Colheita de células – ficando cultural

Peter Rose, da Alfa Laval, analisa uma das áreas de crescimento da filtração e separação biofarmacêutica: a colheita de células de mamíferos para produzir novos medicamentos e medicamentos. O artigo examina as origens da tecnologia utilizada neste setor da indústria e considera os desenvolvimentos recentes.

Nós – mamíferos – somos compostos de células. O reflexo que você enfrenta em um espelho pode parecer bastante sólido, mas o que você realmente vê são aproximadamente 10 trilhões de células divididas em cerca de 200 tipos diferentes. Esses grupos de células são bastante especializados: os fígados são feitos de células hepáticas, os músculos, de células musculares especializadas e assim por diante.

O cultivo e a colheita de células de mamíferos fora do corpo e no laboratório ou na fábrica para produzir novos medicamentos e medicamentos é um dos braços mais interessantes da moderna indústria das ciências da vida. No entanto, por mais rebuscado que possa parecer, estes enormes avanços na ciência médica remontam a uma galinha que foi dissecada algures no final do século XIX; 1885 para ser mais preciso. Foi então que Wilhelm Roux conseguiu manter a placa medular do referido frango embrionário em solução salina morna durante vários dias e assim estabeleceu pela primeira vez o princípio da cultura de tecidos.

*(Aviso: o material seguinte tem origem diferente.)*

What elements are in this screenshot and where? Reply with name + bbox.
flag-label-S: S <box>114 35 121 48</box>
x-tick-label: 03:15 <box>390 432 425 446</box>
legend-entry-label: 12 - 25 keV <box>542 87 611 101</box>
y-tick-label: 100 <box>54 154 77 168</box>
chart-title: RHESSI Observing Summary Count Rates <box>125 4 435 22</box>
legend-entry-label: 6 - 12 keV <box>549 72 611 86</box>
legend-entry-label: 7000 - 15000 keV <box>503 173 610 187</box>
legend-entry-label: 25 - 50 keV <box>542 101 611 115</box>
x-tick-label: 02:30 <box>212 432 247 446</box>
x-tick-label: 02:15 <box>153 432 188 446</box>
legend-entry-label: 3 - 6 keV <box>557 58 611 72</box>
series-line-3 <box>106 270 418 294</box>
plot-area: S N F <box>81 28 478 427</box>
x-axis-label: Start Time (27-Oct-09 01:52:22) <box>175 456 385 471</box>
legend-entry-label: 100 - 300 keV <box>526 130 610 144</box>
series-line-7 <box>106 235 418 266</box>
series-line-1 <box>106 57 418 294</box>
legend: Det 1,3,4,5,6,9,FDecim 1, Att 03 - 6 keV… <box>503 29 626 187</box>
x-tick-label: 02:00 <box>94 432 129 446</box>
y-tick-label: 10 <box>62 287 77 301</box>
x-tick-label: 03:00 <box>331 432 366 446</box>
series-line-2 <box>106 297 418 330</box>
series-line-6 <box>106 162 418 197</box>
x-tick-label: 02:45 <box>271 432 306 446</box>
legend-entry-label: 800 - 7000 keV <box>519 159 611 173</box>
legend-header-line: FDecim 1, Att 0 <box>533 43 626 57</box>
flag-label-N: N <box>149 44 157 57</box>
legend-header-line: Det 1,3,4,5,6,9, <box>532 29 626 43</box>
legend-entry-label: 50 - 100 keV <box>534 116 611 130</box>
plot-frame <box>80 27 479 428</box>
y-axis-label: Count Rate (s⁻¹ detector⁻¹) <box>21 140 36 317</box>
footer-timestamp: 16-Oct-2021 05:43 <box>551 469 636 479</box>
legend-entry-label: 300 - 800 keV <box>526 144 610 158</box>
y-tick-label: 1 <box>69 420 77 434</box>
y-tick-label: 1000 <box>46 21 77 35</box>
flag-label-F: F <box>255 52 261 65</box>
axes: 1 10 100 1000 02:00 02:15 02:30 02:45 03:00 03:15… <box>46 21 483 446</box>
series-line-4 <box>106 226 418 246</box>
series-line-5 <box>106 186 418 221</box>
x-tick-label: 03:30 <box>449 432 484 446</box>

Seu trabalho foi levado a vários estágios por cientistas da John Hopkins Medical School e da Universidade de Yale durante a primeira década do século XX. Nas décadas de 1940 e 1950, os vírus cultivados em culturas celulares foram utilizados na fabricação de vacinas. As vacinas contra a poliomielite que finalmente eliminaram a ameaça da doença foram cultivadas em culturas de células de rins de macaco.

Hoje em dia, é claro, a produção de medicamentos com base em cultura de células é uma das áreas da biotecnologia que mais cresce. O seu rápido sucesso deve-se muito ao desenvolvimento paralelo de tecnologias para as três fases principais do crescimento da cultura celular: fermentação, colheita e purificação.

A colheita é realizada separando a cultura celular do meio de cultivo e diversas técnicas são utilizadas para realizar esta delicada operação; centrifugação, microfiltração, filtração em profundidade e filtração através de membranas de tamanho de poro absoluto. Das diferentes técnicas, a centrifugação é a mais comumente ampliada do nível de produção laboratorial para a produção industrial.

A centrifugação utiliza a diferença de densidade entre os sólidos e o fluido circundante e acelera a sedimentação que normalmente ocorreria durante a sedimentação. A maioria das aplicações industriais usa centrífugas de pilha de discos para remover células e detritos celulares do caldo nutriente. As centrífugas de pilha de discos oferecem operação contínua, tornando seu rendimento consistente com o desejo de limitar o tempo para operações de colheita.

Naturalmente, não é tão simples como parece. As células de mamíferos são organismos muito frágeis, portanto, embora uma centrífuga de pilha de discos torne o trabalho de separação relativamente fácil, o truque é fazê-lo com danos mínimos ao produto. A aceleração da matéria-prima rica em proteínas leva uma fração de segundo. Mas embora a velocidade seja essencial, não deve ocorrer à custa da destruição da membrana da parede celular altamente sensível ao cisalhamento, que libertaria proteínas intracelulares indesejáveis ​​no caldo – um processo conhecido como lise.

Ao evitar lise adicional durante a aceleração, é possível aumentar a capacidade do separador e, ao mesmo tempo, atingir o resultado de separação necessário. A purificação downstream das proteínas alvo também é simplificada e pode ser realizada em equipamentos mais compactos, gerando economias significativas no processo. O desafio, então, é alcançar a máxima eficiência de separação com o mínimo de interrupção do produto.

Assim como a cultura celular se desenvolveu a partir de origens relativamente humildes, o mesmo aconteceu com o equipamento usado para colhê-la. Na verdade, desde os primeiros estágios da ciência da cultura celular, quando a Alfa Laval trabalhou com líderes da indústria no desenvolvimento de fermentações de cultura celular em larga escala, logo se tornou óbvio que as características da cultura celular exigiam designs de separadores extremamente suaves. Eles recorreram ao fuso oco, que teve sua origem em conceitos originalmente desenvolvidos para a indústria de laticínios, onde o toque suave era usado para evitar que as partículas de gordura do leite se separassem durante a aceleração. Décadas depois, a mesma tecnologia é a pedra angular no processamento moderno de culturas celulares.